Heerozh / spectre

GPU-accelerated Factors analysis library and Backtester
GNU General Public License v3.0
627 stars 108 forks source link

Updating library to be compatible with latest pandas #18

Closed FilipBolt closed 9 months ago

FilipBolt commented 9 months ago
  1. Updating to ffill beforehand on entire dataset, instead of fetching due to pandas interface change.
  2. No longer slicing using sets, but casting to list3
  3. Minor typos

This should help resolve issues:

  1. https://github.com/Heerozh/spectre/issues/15#issue-1001114730
  2. https://github.com/Heerozh/spectre/issues/14

Confirming that the following dataset downloaded with the yfinance framework now works with this library backtesting examples:

import yfinance as yf

def download_stock_data(
    ticker, start_date, end_date, granularity
):
    # Download daily OHLC, volume, dividends, stock splits, and other data
    stock_data = yf.download(
        ticker, start=start_date, end=end_date, actions=True,
        interval=granularity
    )

    # Calculate the 5-day moving average
    stock_data['MA5'] = stock_data['Close'].rolling(window=5).mean()

    # Keep the relevant columns
    stock_data = stock_data[[
        'Open', 'High', 'Low', 'Close',
        'Volume', 'Dividends', 'Stock Splits', 'MA5'
    ]]

    # Extract ex-dividend date from the dividends column
    stock_data['Ex-Dividend'] = stock_data['Dividends'].shift(1)

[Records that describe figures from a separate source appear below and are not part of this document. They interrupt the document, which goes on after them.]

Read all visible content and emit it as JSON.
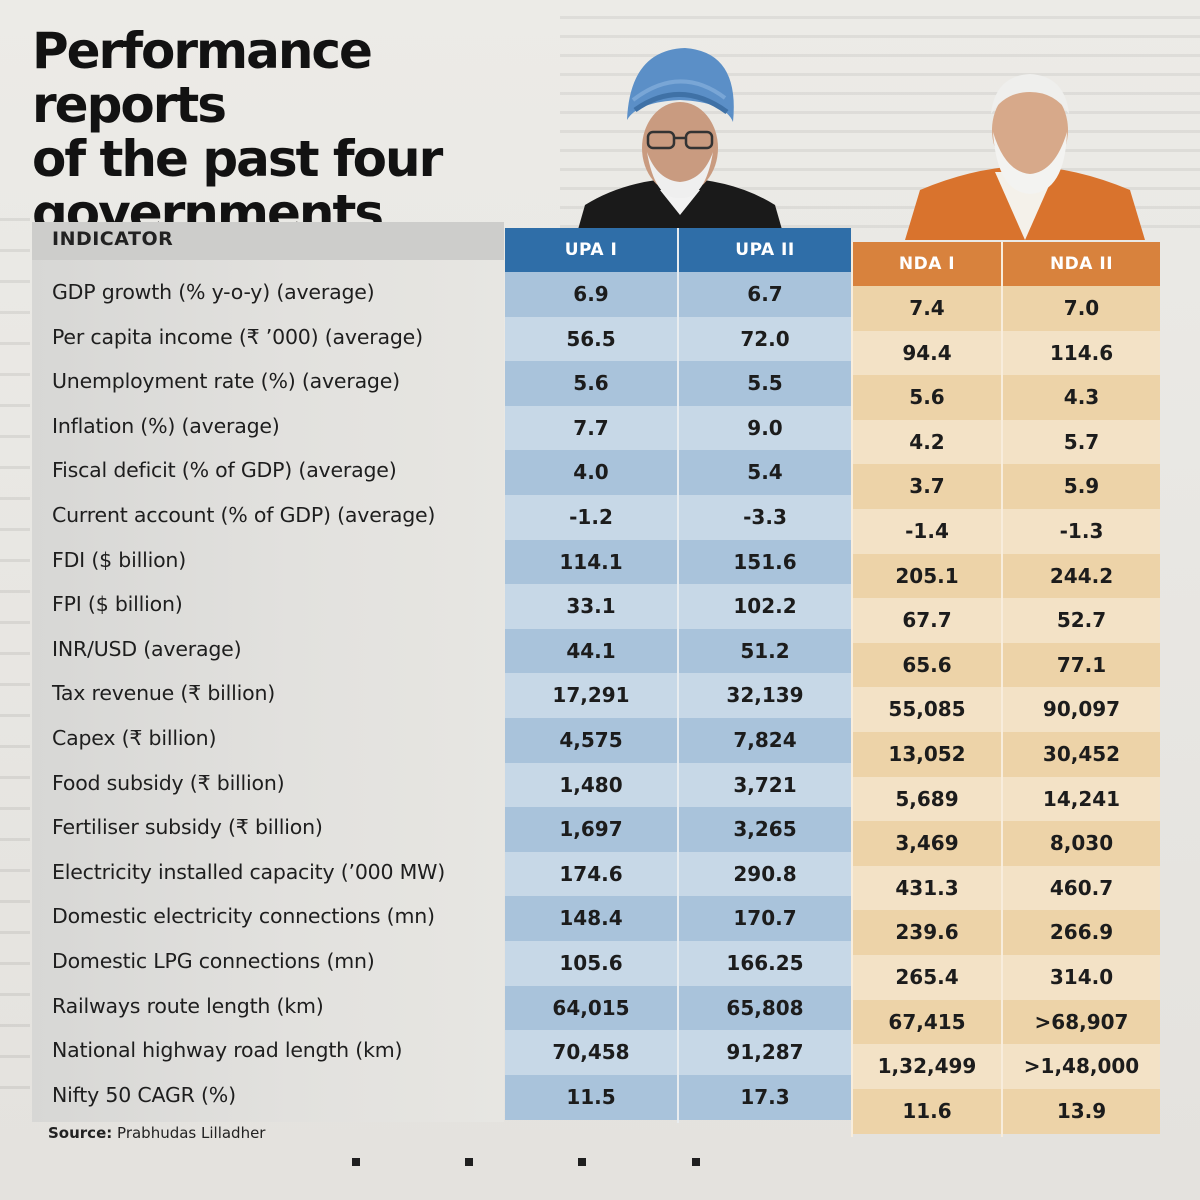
{
  "headline": {
    "line1": "Performance reports",
    "line2": "of the past four",
    "line3": "governments"
  },
  "table": {
    "indicator_header": "INDICATOR",
    "columns": [
      "UPA I",
      "UPA II",
      "NDA I",
      "NDA II"
    ],
    "rows": [
      {
        "label": "GDP growth (% y-o-y) (average)",
        "values": [
          "6.9",
          "6.7",
          "7.4",
          "7.0"
        ]
      },
      {
        "label": "Per capita income (₹ ’000) (average)",
        "values": [
          "56.5",
          "72.0",
          "94.4",
          "114.6"
        ]
      },
      {
        "label": "Unemployment rate (%) (average)",
        "values": [
          "5.6",
          "5.5",
          "5.6",
          "4.3"
        ]
      },
      {
        "label": "Inflation (%) (average)",
        "values": [
          "7.7",
          "9.0",
          "4.2",
          "5.7"
        ]
      },
      {
        "label": "Fiscal deficit (% of GDP) (average)",
        "values": [
          "4.0",
          "5.4",
          "3.7",
          "5.9"
        ]
      },
      {
        "label": "Current account (% of GDP) (average)",
        "values": [
          "-1.2",
          "-3.3",
          "-1.4",
          "-1.3"
        ]
      },
      {
        "label": "FDI ($ billion)",
        "values": [
          "114.1",
          "151.6",
          "205.1",
          "244.2"
        ]
      },
      {
        "label": "FPI ($ billion)",
        "values": [
          "33.1",
          "102.2",
          "67.7",
          "52.7"
        ]
      },
      {
        "label": "INR/USD (average)",
        "values": [
          "44.1",
          "51.2",
          "65.6",
          "77.1"
        ]
      },
      {
        "label": "Tax revenue (₹ billion)",
        "values": [
          "17,291",
          "32,139",
          "55,085",
          "90,097"
        ]
      },
      {
        "label": "Capex (₹ billion)",
        "values": [
          "4,575",
          "7,824",
          "13,052",
          "30,452"
        ]
      },
      {
        "label": "Food subsidy (₹ billion)",
        "values": [
          "1,480",
          "3,721",
          "5,689",
          "14,241"
        ]
      },
      {
        "label": "Fertiliser subsidy (₹ billion)",
        "values": [
          "1,697",
          "3,265",
          "3,469",
          "8,030"
        ]
      },
      {
        "label": "Electricity installed capacity (’000 MW)",
        "values": [
          "174.6",
          "290.8",
          "431.3",
          "460.7"
        ]
      },
      {
        "label": "Domestic electricity connections (mn)",
        "values": [
          "148.4",
          "170.7",
          "239.6",
          "266.9"
        ]
      },
      {
        "label": "Domestic LPG connections (mn)",
        "values": [
          "105.6",
          "166.25",
          "265.4",
          "314.0"
        ]
      },
      {
        "label": "Railways route length (km)",
        "values": [
          "64,015",
          "65,808",
          "67,415",
          ">68,907"
        ]
      },
      {
        "label": "National highway road length (km)",
        "values": [
          "70,458",
          "91,287",
          "1,32,499",
          ">1,48,000"
        ]
      },
      {
        "label": "Nifty 50 CAGR (%)",
        "values": [
          "11.5",
          "17.3",
          "11.6",
          "13.9"
        ]
      }
    ]
  },
  "source": {
    "label": "Source:",
    "text": "Prabhudas Lilladher"
  },
  "colors": {
    "upa_header": "#2f6ea8",
    "nda_header": "#d8823d",
    "upa_band": "#a9c3db",
    "nda_band": "#edd3a8"
  }
}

    # Extract split ratio from the stock splits column
    stock_data['Split Ratio'] = stock_data['Stock Splits'].apply(
        lambda x: 1 / x if x != 0 else 1
    )

    # Drop rows with NaN values
    stock_data = stock_data.dropna()

    # Add a column for the asset (use the ticker symbol as an example)
    stock_data['Asset'] = ticker

    # rename columns to lowercase
    stock_data.columns = stock_data.columns.str.lower()
    # rename to snake case
    stock_data.columns = stock_data.columns.str.replace(' ', '_')

    stock_data = stock_data[[
        'open', 'high', 'low', 'close',
        'volume', 'ex-dividend', 'split_ratio', 'ma5',
        'asset'
    ]]
    stock_data = stock_data.resample(granularity.upper()).ffill()
    stock_data['date'] = stock_data.index
    return stock_data
Heerozh commented 9 months ago

great works index.get_indexer([start], 'bfill')[0] would be better? so the start, end date can be a holiday

FilipBolt commented 9 months ago

Sure, index.get_indexer works as well.

Confirming that I've tried with specifying both start and end date as holidays.

Heerozh commented 9 months ago

confirmed, thanks for your pull request.

About YahooDownloader class, it would indeed be better to change to yfinance. your code above is a good start, if you want, you can just rewrite that class.

15 I don’t know where to get a free ticker list now, this may be a problem, or just remove it, let the user pass in the tickers list.